What is a function's argument? I often see '$f(x,y)$ has two arguments $x$ and $y$, Is having two arguments either the fact that the function can take two numbers, or does it have two specific variables which are tied to it? It seems wrong to talk this way, as I can easily have $f(x)$ or $f(z)$ and that doesn't imply $x=z$.
Is, 'in the expression $f(x,y)$ $x$ and $y$ are the arguments (the number $x$ and the number $y$ are acting as the inputs).
The notation $f(x,y)$ yields the name of the function $f$ with argument $(x,y)$ with named variables $x$ & $y$ where $(x,y)$ is an element of the function domain which here is left anonymous.
We can start from a natural language example, the expression "The capital of France is Paris".
In it we have two names: "Paris" and "France". If we replace into this expression the name "France" with a different name, e.g. "Italy" what we get is a different expression with a different meaning. And the same if we replace the name "Paris" with "Rome".
Having performed this "operation", we may imagine that the expression is composed of a stable part: "The capital of... is___", expressing the relation between two objects (denoted by the names) standing in this relation.

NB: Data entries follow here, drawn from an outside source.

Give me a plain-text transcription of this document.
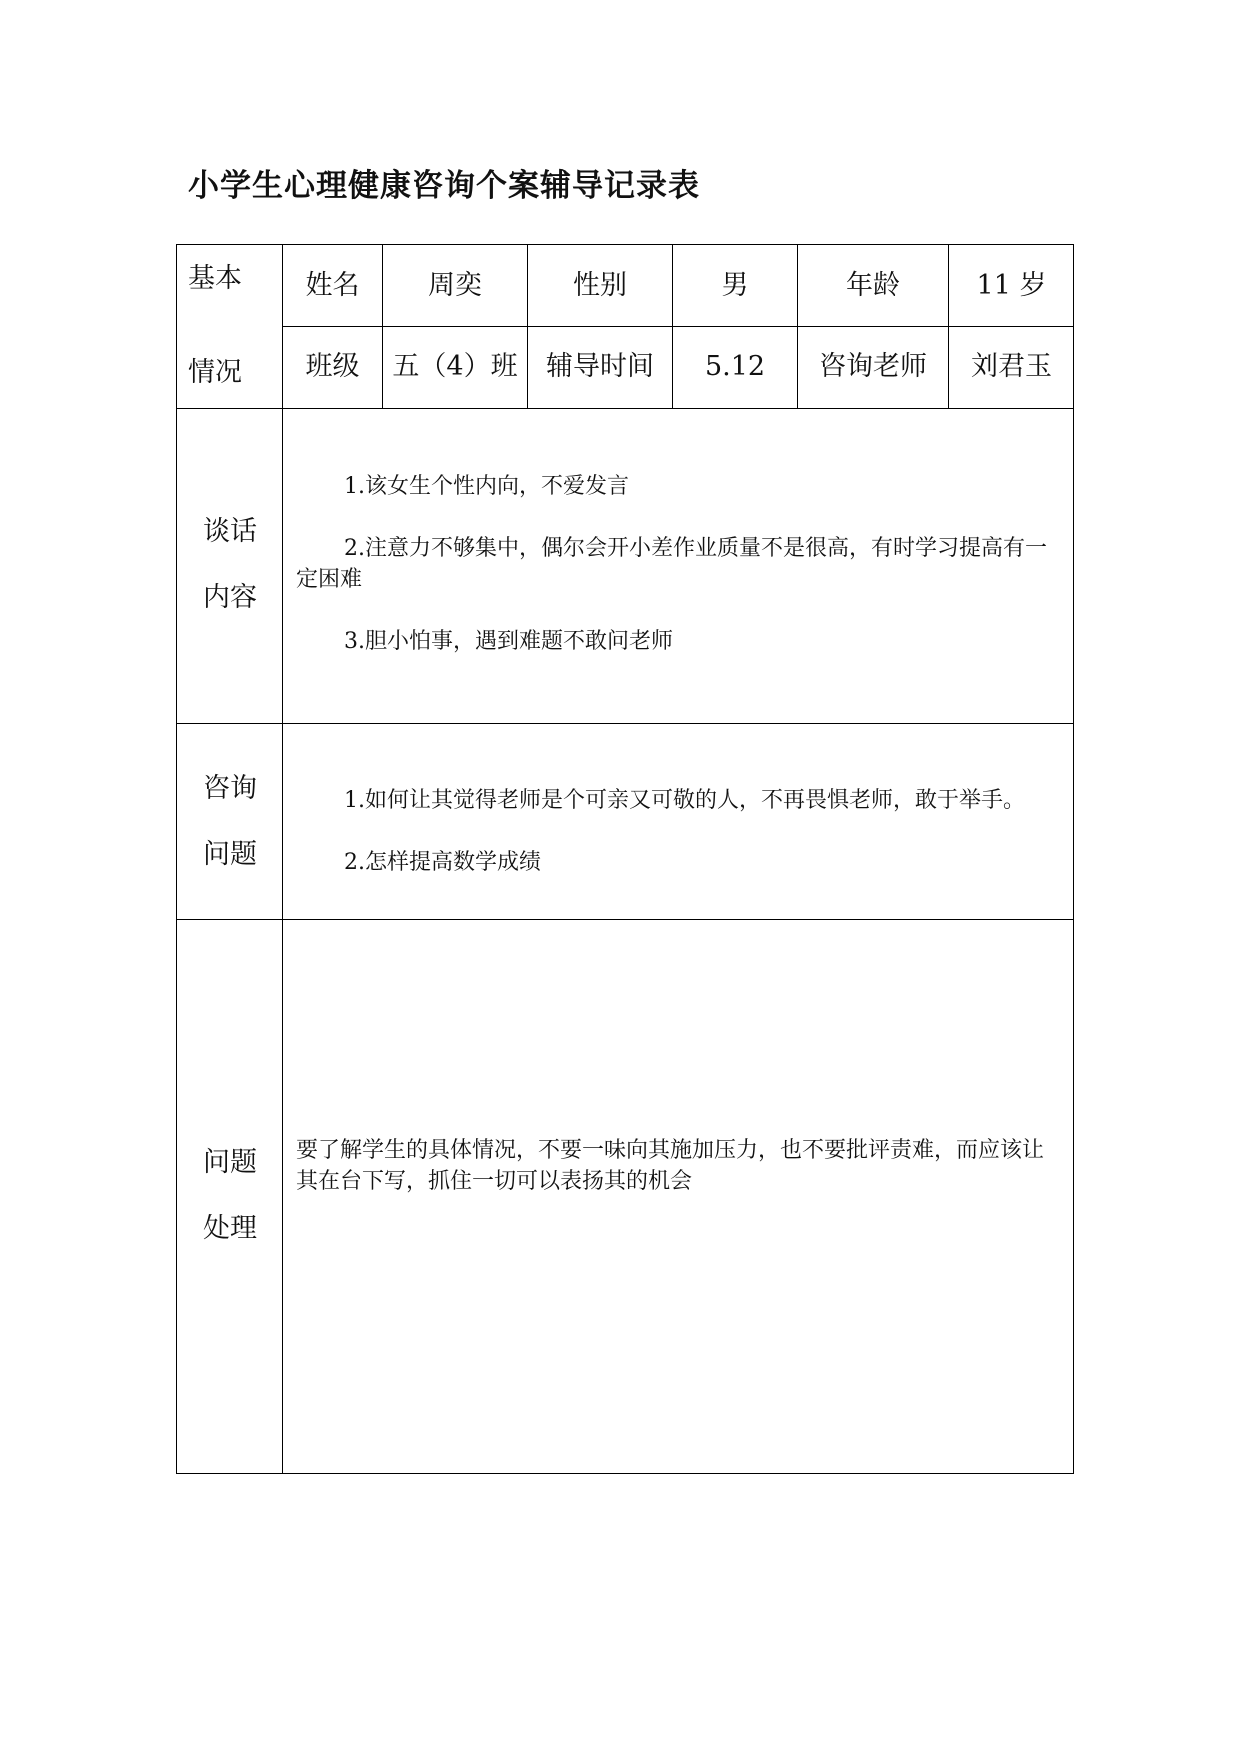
小学生心理健康咨询个案辅导记录表
基本
情况
姓名	周奕	性别	男	年龄	11 岁
班级	五（4）班	辅导时间	5.12	咨询老师	刘君玉
谈话
内容
1.该女生个性内向，不爱发言
2.注意力不够集中，偶尔会开小差作业质量不是很高，有时学习提高有一定困难
3.胆小怕事，遇到难题不敢问老师
咨询
问题
1.如何让其觉得老师是个可亲又可敬的人，不再畏惧老师，敢于举手。
2.怎样提高数学成绩
问题
处理
要了解学生的具体情况，不要一味向其施加压力，也不要批评责难，而应该让其在台下写，抓住一切可以表扬其的机会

We can describe this fact in an abstract way saying that the first component is a function and the latter its arguments.
Freely derived from G.Frege's Begriffsschrift (1879).
This is the ubiquitous use of functions in mathematics: the sine and cosine functions are trigonometric functions that, for a specified angle, express the ratio of the length of the side that is opposite that angle to the length of the longest side of the triangle (the hypotenuse) and the ratio of the length of the adjacent leg to that of the hypotenuse, respectively.
For an angle $\theta$, the sine and cosine functions are denoted simply as $\sin \theta$ and $\cos \theta$, where to be precise, $\sin$ and $\cos$ are the names of the two functions and $\theta$ is the name of the argument.
See also the post Concept of a function and idea of a formula as a function for the modern origin of the mathematical concept of function as a sort of "rule" [expressed symbolically] that, having received a value as “input” allows us to calculate a corresponding “output” value.
Regarding your misunderstanding: "I can easily have $f(x)$ or $f(z)$ and that doesn't imply $x=z$", you have to try to understand the abstract concept of function, that we can express in many ways.
A function, see the natural language above, can be described with the expression "Blah blah ..." where the dots denotes the argument place, i.e. the empty place to be filled with the name of the input value.
The customary usage is $f(x)$ but we can as well use $f( \ )$ or $f(\_)$. But we may have problems with functions of more than one argument, where we must write something like $f(\circ, \square)$ or $f(\__{1},\__{2})$.
Common practice is $f(x,y)$.